Yuan-a Revalue?
I have hesitated to comment on whether or not China should revalue the yuan. Not because I’m shy, but because everybody else is jumping on this one.
We see American politicians ranting and raving, certain that China is deliberately hurting the world through exchange rate policy. These are generally the same know-nothings that are convinced that China will sell all its American bonds as an act of economic war – like they expect that Beijing will enjoy selling at a huge loss. How dumb do they think the Chinese are?
The other extreme, of course, is the Chinese stonewall reaction, closing the gates and refusing to consider any possibility of revaluation. They have done this so much on so many issues that Beijing has now trained a large cadre of international reporters to say that change will only come if we stop criticizing.

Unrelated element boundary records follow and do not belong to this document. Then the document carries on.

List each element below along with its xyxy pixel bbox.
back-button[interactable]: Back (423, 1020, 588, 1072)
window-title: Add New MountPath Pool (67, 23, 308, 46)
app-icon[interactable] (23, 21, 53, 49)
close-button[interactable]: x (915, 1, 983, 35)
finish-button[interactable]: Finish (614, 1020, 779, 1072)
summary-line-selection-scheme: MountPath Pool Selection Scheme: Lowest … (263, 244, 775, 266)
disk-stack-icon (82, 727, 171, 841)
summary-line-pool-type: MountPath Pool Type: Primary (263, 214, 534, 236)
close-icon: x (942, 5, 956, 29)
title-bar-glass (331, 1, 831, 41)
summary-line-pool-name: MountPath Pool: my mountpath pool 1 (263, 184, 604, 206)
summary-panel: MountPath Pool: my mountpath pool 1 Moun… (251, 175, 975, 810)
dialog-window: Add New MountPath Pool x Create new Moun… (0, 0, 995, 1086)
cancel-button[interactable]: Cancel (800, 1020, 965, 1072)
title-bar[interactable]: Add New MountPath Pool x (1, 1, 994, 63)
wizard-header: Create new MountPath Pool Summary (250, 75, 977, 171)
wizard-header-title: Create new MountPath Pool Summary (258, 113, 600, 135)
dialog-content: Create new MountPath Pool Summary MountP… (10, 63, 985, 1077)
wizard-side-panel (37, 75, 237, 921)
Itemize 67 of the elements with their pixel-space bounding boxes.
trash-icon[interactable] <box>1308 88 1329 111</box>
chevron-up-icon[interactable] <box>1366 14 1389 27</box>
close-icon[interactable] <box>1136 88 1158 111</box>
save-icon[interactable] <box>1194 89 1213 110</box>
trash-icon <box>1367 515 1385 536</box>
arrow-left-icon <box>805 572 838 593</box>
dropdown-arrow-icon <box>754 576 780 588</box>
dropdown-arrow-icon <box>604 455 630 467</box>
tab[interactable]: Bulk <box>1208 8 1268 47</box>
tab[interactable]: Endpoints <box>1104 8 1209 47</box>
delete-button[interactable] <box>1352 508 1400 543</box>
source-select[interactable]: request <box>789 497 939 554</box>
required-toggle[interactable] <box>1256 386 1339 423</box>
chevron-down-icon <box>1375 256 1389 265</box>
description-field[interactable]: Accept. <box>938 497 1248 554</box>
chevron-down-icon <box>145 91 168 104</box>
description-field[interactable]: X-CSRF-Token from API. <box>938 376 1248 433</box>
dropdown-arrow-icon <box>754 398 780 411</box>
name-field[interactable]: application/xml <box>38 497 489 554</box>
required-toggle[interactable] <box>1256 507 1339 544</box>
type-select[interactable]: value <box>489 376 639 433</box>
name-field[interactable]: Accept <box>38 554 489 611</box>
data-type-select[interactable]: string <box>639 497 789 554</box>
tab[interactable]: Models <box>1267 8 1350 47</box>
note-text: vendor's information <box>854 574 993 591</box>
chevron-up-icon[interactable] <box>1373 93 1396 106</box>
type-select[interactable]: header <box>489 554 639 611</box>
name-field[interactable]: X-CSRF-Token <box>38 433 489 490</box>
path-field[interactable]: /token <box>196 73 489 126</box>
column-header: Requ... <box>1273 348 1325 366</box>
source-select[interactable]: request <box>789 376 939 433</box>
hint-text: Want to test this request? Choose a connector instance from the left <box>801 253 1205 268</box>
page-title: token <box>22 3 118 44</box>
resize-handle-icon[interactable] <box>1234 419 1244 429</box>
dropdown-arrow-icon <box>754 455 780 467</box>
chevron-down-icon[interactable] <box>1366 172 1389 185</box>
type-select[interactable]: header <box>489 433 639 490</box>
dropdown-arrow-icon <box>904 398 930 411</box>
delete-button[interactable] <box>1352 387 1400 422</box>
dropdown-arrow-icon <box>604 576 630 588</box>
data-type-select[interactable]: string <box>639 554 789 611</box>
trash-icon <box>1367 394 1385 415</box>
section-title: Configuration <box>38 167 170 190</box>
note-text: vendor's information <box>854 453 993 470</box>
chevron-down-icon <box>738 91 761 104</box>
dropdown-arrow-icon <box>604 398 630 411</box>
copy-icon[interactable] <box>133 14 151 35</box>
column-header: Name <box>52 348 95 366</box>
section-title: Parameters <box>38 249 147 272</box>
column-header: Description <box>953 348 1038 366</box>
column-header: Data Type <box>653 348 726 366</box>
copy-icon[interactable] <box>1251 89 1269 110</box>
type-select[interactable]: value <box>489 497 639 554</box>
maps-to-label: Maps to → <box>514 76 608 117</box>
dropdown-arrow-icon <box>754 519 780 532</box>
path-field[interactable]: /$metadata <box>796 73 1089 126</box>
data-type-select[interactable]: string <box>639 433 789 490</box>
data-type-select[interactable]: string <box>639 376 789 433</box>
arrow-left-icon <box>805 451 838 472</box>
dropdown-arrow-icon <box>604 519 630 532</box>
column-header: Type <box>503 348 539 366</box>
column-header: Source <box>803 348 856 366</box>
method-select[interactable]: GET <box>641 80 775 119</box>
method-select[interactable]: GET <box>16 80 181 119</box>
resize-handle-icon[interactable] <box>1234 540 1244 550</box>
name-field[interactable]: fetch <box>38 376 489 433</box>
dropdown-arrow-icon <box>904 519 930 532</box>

Hunh? It’s a brilliant negotiating position for China, but it should be ignored by the rest of the of the world. It seems that any criticism of China, no matter the subject, earns condemnation as an infringement of Chinese sovereignty. But, since any compromise with another country on anything is a limitation on sovereignty, this amounts to a Chinese declaration that it will not negotiate with anyone and plans to hunker down in the Forbidden City and dictate to the world. I’m not convinced that China really wants a return to the days of the Middle Kingdom, but perhaps I am too hopeful. At best, the sovereignty plea is rather immature.
It is in China’s interest to revalue the yuan – slowly. Revaluation will be key to controlling China’s inflation which bids to become a major destabilizing influence in the country. Revaluation is an easy way to reduce prices by making imports less expensive and forcing domestic producers to compete with those imports. China, however, needs to accomplish this slowly. A Chinese official said last week that many Chinese exporters are operating on a profit margin of only 2%, which means these firms are highly vulnerable to a sharp revaluation. It also means that China’s export machine is not the juggernaut the world believes it is, that China may do better without those marginal exporters, and that China would be wise to move some of its resources out of exports and into domestic ventures through increasing domestic consumption. Which brings us back to revaluing the yuan to control domestic inflation.
One might also argue that, by tying the yuan to the U.S. dollar, China has actually given away its sovereignty for the sake of marginal exports and limited its own ability to control its economy. Any country tying their currency to the U.S. dollar has surrendered exchange rate policy and much of their ability to control prices to the U.S. Federal Reserve. Does Beijing really want the key decisions about Chinese inflation to be made by Ben Bernanke? I didn’t think so.
So, revaluation is in China’s own interest. But sudden change brings unanticipated consequences. So best to do it in predictable stages, slowly, and to protect Chinese sovereignty by re-establishing Beijing’s authority over its own currency.